Volume 35 numéro 11
13 novembre
2000




COURRIER

Les sopranos
Quand on choisit de poser sa candidature en tant qu’employée* de bureau à un poste à l’Université de Montréal et que l’on consulte la liste d’ancienneté, on a maintenant tendance à ne pas regarder avec fièvre à quelle place on se situe sur cette liste. On tente plutôt de repérer quelle candidate, faisant partie de la même unité où l’emploi est libre, le ou les supérieurs désirent réellement à ce poste. Et l’on s’interroge sérieusement sur les moyens qu’ils voudront employer pour nous convaincre de laisser tomber si l’on a la naïveté ou le courage de quand même se rendre à l’entrevue d’abord, pour ensuite «essayer» le travail.
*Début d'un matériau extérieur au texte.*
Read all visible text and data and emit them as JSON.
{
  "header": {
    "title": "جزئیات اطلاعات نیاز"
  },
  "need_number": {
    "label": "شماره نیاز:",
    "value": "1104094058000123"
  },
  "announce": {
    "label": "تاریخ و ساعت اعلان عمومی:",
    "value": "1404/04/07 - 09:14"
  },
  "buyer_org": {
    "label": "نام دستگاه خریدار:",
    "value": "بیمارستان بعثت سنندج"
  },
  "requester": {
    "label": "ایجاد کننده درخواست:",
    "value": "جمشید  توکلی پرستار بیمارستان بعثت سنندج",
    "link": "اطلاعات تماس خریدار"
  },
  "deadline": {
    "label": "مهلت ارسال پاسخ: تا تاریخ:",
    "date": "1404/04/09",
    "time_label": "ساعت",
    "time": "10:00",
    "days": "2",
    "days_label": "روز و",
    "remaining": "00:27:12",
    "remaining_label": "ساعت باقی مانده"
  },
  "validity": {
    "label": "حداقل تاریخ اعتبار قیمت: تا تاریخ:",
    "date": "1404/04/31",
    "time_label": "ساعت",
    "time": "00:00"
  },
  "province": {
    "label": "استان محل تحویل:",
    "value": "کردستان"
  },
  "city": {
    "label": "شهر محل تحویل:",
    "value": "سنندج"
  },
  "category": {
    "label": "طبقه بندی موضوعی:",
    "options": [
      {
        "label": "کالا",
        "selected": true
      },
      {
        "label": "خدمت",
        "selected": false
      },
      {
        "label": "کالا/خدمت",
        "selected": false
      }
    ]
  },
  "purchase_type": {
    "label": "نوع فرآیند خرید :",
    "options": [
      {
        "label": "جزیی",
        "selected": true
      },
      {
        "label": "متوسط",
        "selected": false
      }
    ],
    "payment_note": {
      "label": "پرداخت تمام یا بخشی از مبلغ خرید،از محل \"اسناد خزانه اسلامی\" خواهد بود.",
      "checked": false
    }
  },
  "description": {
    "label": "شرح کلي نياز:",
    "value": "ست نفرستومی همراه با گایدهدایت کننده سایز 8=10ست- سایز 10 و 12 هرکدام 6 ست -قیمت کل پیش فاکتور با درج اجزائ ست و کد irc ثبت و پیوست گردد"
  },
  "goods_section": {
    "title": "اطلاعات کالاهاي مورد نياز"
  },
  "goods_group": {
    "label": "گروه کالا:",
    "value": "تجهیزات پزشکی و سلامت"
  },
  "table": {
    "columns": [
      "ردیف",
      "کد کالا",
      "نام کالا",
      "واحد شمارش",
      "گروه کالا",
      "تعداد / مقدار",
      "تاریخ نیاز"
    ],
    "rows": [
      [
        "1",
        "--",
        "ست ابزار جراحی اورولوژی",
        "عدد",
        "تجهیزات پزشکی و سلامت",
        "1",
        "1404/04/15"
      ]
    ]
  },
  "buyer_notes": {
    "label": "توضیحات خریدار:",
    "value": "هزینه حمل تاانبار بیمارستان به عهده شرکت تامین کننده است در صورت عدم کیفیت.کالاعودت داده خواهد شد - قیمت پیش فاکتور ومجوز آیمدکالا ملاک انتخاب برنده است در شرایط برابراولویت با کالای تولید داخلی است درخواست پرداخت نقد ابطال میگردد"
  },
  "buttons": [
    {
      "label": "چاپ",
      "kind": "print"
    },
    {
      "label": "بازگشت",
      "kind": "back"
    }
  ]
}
Je voudrais ici parler de ces trop nombreux cas où, pleine de bonne volonté et de coeur au ventre, une employée accepte l’un de ces postes alors qu’on fera tout pour la dissuader d’y demeurer.

Soit on vous reçoit alors avec des mines patibulaires, soit on brandit des spectres: on vous dit connaître des périodes infernales de travail, qu’il faudra parler quelques dialectes et bien sûr qu’aucune formation n’est donnée, comme si vous alliez occuper là votre tout premier emploi. On peut aussi vous présenter des tâches qui n’ont rien à voir avec celles que vous auriez à accomplir vraiment ou vous refiler les tâches les plus inintéressantes, ou encore vous fournir un mobilier bancal, un crayon vidé de sa mine ou vous installer coin toilettes ou passage genre rue Sainte-Catherine à l’heure de pointe. Vous devenez parfois le fantôme du bureau, même si l’Halloween est passée, car personne ne s’adressera à vous pour la moindre information. Et puis, il faut parler de la «convoitée»: on vous fait clairement sentir que vous êtes sur son terrain et que ce terrain, on le lui laisse à 200%, donnant parfois à cette «convoitée» le pouvoir des patrons, les vrais étant occupés à des tâches plus urgentes ou préférant jouer les courants d’air.

Et là débute le jeu… ou le combat. Qui n’en est pas un au fait pour l’employée en «probation», qui s’installe au poste dans le seul but de bien remplir ses fonctions. Deux choix alors s’offrent à l’employée: comprendre vite le stratagème et filer à toutes jambes, filer à toutes jambes et comprendre vite le stratagème. De plus, si vous êtes allée jusqu’à vous installer sur la chaise qu’on promet à la «convoitée», c’est que vous êtes un peu folle ou alors que vous aimez les défis, car ce n’était un secret pour personne, on vous avait prévenue que Mme Unetelle était l’élue. Ne l’aviez-vous pas pressenti lorsqu’on vous a convoquée pour ce poste, tentant de vous pousser en bas de la chaise sans vous donner plus de deux secondes pour prendre votre décision?

Je ne fabule pas, de nombreuses fois se répète le scénario. Je prête ma voix à toutes celles qui, comme moi, ont subi un tel affront et pour toutes celles qui le subiront, car peut-on espérer l’anéantissement total de ce genre d’intimidation auquel tout le monde participe?

Bien sûr le débat peut s’ouvrir si l’on parle d’ancienneté et de compétences. Dans ces cas-ci, on ne peut parler de ce sujet, car ce n’est pas de cette façon que s’est déroulée la procédure jusqu’à ce jour. Alors pourquoi ne pas laisser la chance au coureur, l’accueillir dans un environnement harmonieux en lui offrant tout l’essentiel à l’accomplissement des tâches et les deux parties jugeront ensuite? Il y a encore des employées très efficaces à l’Université de Montréal, courageuses, travaillantes, curieuses d’apprendre, de découvrir et qui ne rechignent pas devant une formation exigée. Pourquoi, alors, voudrait-on leur claquer la porte au nez comme à de sales indésirables?

Bien sûr, personne n’est méchant, sauf le personnage de la télé qui crie « J’suis donc méchante!» Personne ne ferait de mal à une mouche.

Voyons donc…

« Les sopranos, ces mafiosi qui vous mettent le gun sur la tempe pour vous faire changer d’idée en deux temps, trois mouvements», c’est bien trop violent, des gens comme ça, on n’est pas d’même. Sauf que… la violence, ça se sert aussi au compte-gouttes et sous des apparences trompeuses.

Jeanne D’Arc Blais
Secrétaire de direction et auteure
Faculté des sciences de l’éducation


* Le féminin est employé parce que plus nombreuse est la population féminine travaillant dans le secteur bureau.